Они проводили вместе субботы, вечера вторника, все её выходные, пили – виски, джин, водку, что придется. Она любила сначала основательно надраться. Ей никогда не хотелось в кино или на танцы; она вроде бы не нуждалась в романтике или хотя бы её подобии. Ей требовалась только его выносливость. Она любила расстилать одеяло на полу в ванной, ей нравилось чувствовать спиной жесткий кафель. Его локтям и коленям тоже доставалось, но тогда он об этом не думал – был занят другим. Она стонала, точно на публику, мотала головой, закатывала глаза. Однажды он взял её стоя, в стенном шкафу. Дрожь в коленях, запах нафталина, нарядные платья, шерстяные костюмы. Она плакала от наслаждения. Расставшись с ним, она вышла замуж за адвоката. Брак по расчету, свадьба с флердоранжем; он прочитал о свадьбе в газете, позабавился, но не разозлился. Тем лучше, подумал он. И потаскушкам иногда везет.
Зеленая юность. Неописуемые дни, бездумные вечера, позорные, быстро пролетающие; никаких страстей – ни до, ни после, и слов никаких не нужно, и ни за что не платишь. Пока он не запутался в этой путанице.
Он смотрит на часы, потом опять в окно; вот и она, шагает по парку; сегодня на ней широкополая шляпа и туго перепоясанный костюм в мелкую клетку; сумку держит под мышкой; колышется юбка; неповторимая волнистая походка, будто она до сих пор не привыкла ходить на двух ногах. Может, всему виной высокие каблуки? Он часто думал, как женщины не падают. Вот она, словно по команде, остановилась, оглядывается с обычным своим оцепенелым видом, словно очнулась от загадочного сна, и мусорщики окидывают её взглядом.
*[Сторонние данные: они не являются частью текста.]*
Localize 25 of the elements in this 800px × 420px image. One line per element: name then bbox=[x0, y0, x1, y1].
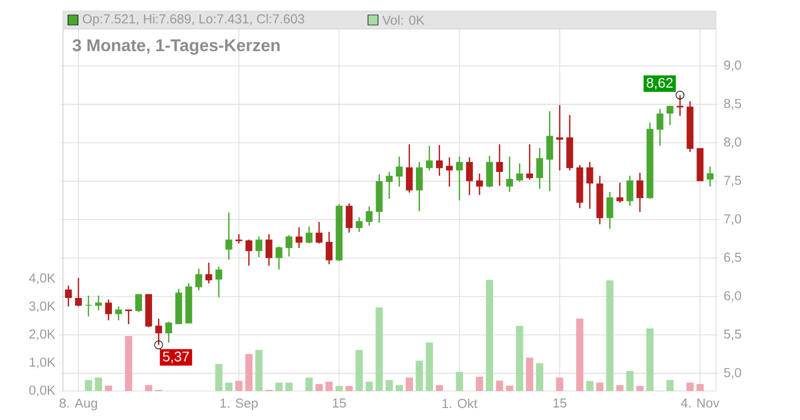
y2-tick-label: 4,0K bbox=[29, 273, 56, 284]
x-tick-label: 1. Okt bbox=[442, 398, 478, 408]
x-tick-label: 15 bbox=[332, 398, 346, 408]
text: Op:7.521, Hi:7.689, Lo:7.431, Cl:7.603 bbox=[82, 14, 304, 26]
y-tick-label: 5,0 bbox=[724, 368, 742, 379]
y-tick-label: 8,0 bbox=[724, 137, 742, 148]
x-tick-label: 1. Sep bbox=[220, 398, 258, 410]
x-tick-label: 4. Nov bbox=[680, 398, 720, 408]
y-tick-label: 7,0 bbox=[724, 214, 742, 225]
y2-tick-label: 1,0K bbox=[30, 358, 56, 368]
annotation: 8,62 bbox=[646, 78, 673, 90]
y2-tick-label: 0,0K bbox=[29, 386, 56, 396]
y-tick-label: 7,5 bbox=[724, 176, 742, 186]
x-tick-label: 8. Aug bbox=[60, 398, 97, 410]
annotation: 5,37 bbox=[162, 352, 189, 364]
y-tick-label: 9,0 bbox=[724, 60, 742, 72]
y-tick-label: 8,5 bbox=[724, 98, 742, 110]
y-tick-label: 5,5 bbox=[724, 330, 742, 340]
y2-tick-label: 3,0K bbox=[29, 301, 56, 312]
text: 3 Monate, 1-Tages-Kerzen bbox=[72, 39, 280, 55]
y-tick-label: 6,0 bbox=[724, 291, 742, 302]
text: Vol: 0K bbox=[382, 15, 424, 25]
x-tick-label: 15 bbox=[553, 398, 566, 408]
y2-tick-label: 2,0K bbox=[29, 330, 56, 340]
y-tick-label: 6,5 bbox=[724, 252, 742, 264]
Что-то потеряли, мисс? Но она идет дальше, переходит дорогу, силуэт мелькает в густой листве – должно быть, высматривает номер дома. Сейчас поднимается на крыльцо. Звонит в дверь. Он давит на кнопку, тушит сигарету, выключает настольную лампу и распахивает дверь.
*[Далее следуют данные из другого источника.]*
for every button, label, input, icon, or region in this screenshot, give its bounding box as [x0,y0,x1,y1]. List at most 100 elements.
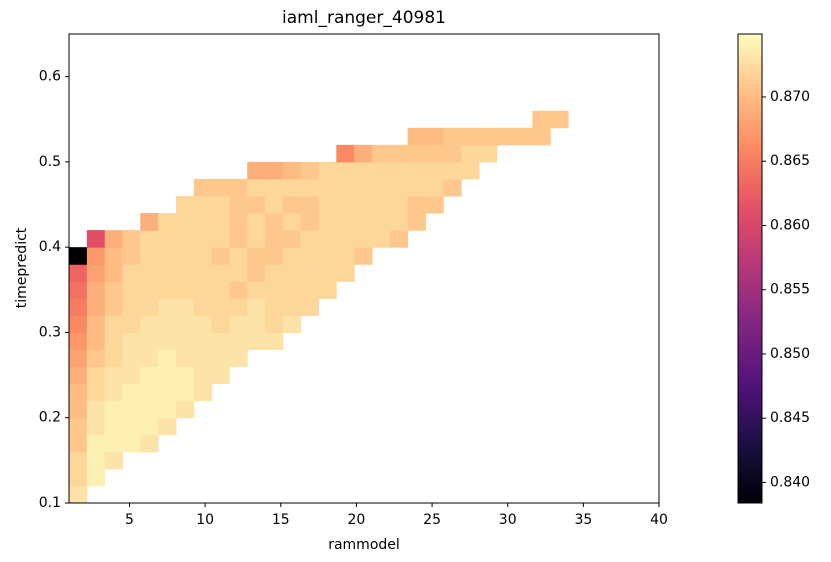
heat-cell [193,349,213,368]
heat-cell [140,264,159,282]
heat-cell [318,213,337,231]
heat-cell [175,247,195,265]
colorbar [737,33,763,504]
y-tick-label: 0.2 [39,410,61,426]
heat-cell [86,349,106,368]
heat-cell [158,349,177,368]
heat-cell [211,349,230,368]
heat-cell [211,178,230,197]
heat-cell [211,366,230,385]
heat-cell [193,366,213,385]
y-tick-label: 0.6 [39,69,61,85]
heat-cell [372,178,391,197]
heat-cell [265,332,284,351]
heat-cell [104,264,124,282]
heat-cell [175,230,195,248]
heat-cell [247,247,266,265]
heat-cell [104,315,124,333]
heat-cell [193,281,213,299]
heat-cell [496,127,516,146]
heat-cell [122,366,141,385]
heat-cell [372,230,391,248]
heat-cell [265,298,284,316]
heat-cell [265,178,284,197]
heat-cell [318,161,337,180]
heat-cell [158,332,177,351]
heat-cell [247,281,266,299]
heat-cell [104,417,124,436]
heat-cell [86,400,106,419]
y-tick-label: 0.5 [39,154,61,170]
heat-cell [158,383,177,402]
heat-cell [372,161,391,180]
heat-cell [318,178,337,197]
heat-cell [86,417,106,436]
heat-cell [69,434,88,453]
colorbar-tick-label: 0.865 [770,153,810,169]
heat-cell [425,178,444,197]
heat-cell [247,332,266,351]
heat-cell [229,332,248,351]
heat-cell [478,144,498,163]
heat-cell [265,161,284,180]
heat-cell [229,196,248,214]
heat-cell [140,349,159,368]
heat-cell [69,383,88,402]
heat-cell [336,161,355,180]
heat-cell [407,144,426,163]
heat-cell [354,213,373,231]
heat-cell [69,451,88,470]
heat-cell [122,298,141,316]
heat-cell [158,400,177,419]
heat-cell [282,178,302,197]
heat-cell [229,247,248,265]
heat-cell [265,315,284,333]
heat-cell [478,127,498,146]
heat-cell [158,230,177,248]
heat-cell [354,230,373,248]
heat-cell [247,315,266,333]
heat-cell [104,400,124,419]
heat-cell [282,213,302,231]
heat-cell [229,298,248,316]
heat-cell [122,230,141,248]
heat-cell [193,298,213,316]
heat-cell [300,230,319,248]
heat-cell [229,213,248,231]
heat-cell [158,213,177,231]
heat-cell [282,247,302,265]
heat-cell [407,161,426,180]
heat-cell [247,230,266,248]
heat-cell [532,110,551,129]
heat-cell [247,298,266,316]
heat-cell [104,332,124,351]
x-tick-label: 35 [574,512,592,528]
heat-cell [443,144,462,163]
heat-cell [336,264,355,282]
heat-cell [86,247,106,265]
plot-frame [68,33,660,504]
heat-cell [86,366,106,385]
heat-cell [247,213,266,231]
heat-cell [86,332,106,351]
heat-cell [282,230,302,248]
heat-cell [354,144,373,163]
heat-cell [122,281,141,299]
heat-cell [86,230,106,248]
colorbar-tick-label: 0.850 [770,346,810,362]
heat-cell [140,400,159,419]
heat-cell [247,161,266,180]
heat-cell [122,264,141,282]
heat-cell [443,178,462,197]
heat-cell [550,110,569,129]
heat-cell [69,417,88,436]
heat-cell [389,161,409,180]
heat-cell [425,144,444,163]
y-axis-label: timepredict [14,227,30,308]
heat-cell [443,161,462,180]
heat-cell [69,264,88,282]
heat-cell [104,247,124,265]
heat-cell [122,417,141,436]
chart-title: iaml_ranger_40981 [282,8,446,28]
Привет. Я совсем запыхалась. Не стала ждать лифта. Она захлопывает дверь, прислоняется к ней.
За тобой никто не шел. Я следил. Ты принесла сигареты?
И твой чек тоже. А ещё четверть бутылки отличного виски. Стянула из нашего бара – там полно всего. Я тебе говорила – у нас бар просто набит?
Изображает непринужденность, легкомысленность даже. Это ей не очень удается. Тянет время, чтобы понять, чего он ждет. Никогда не делает шаг первой – не любит раскрываться.
Умница. Он подходит к ней, обнимает.
Правда же, умница? Иногда я себя чувствую любовницей гангстера – поручения выполняю.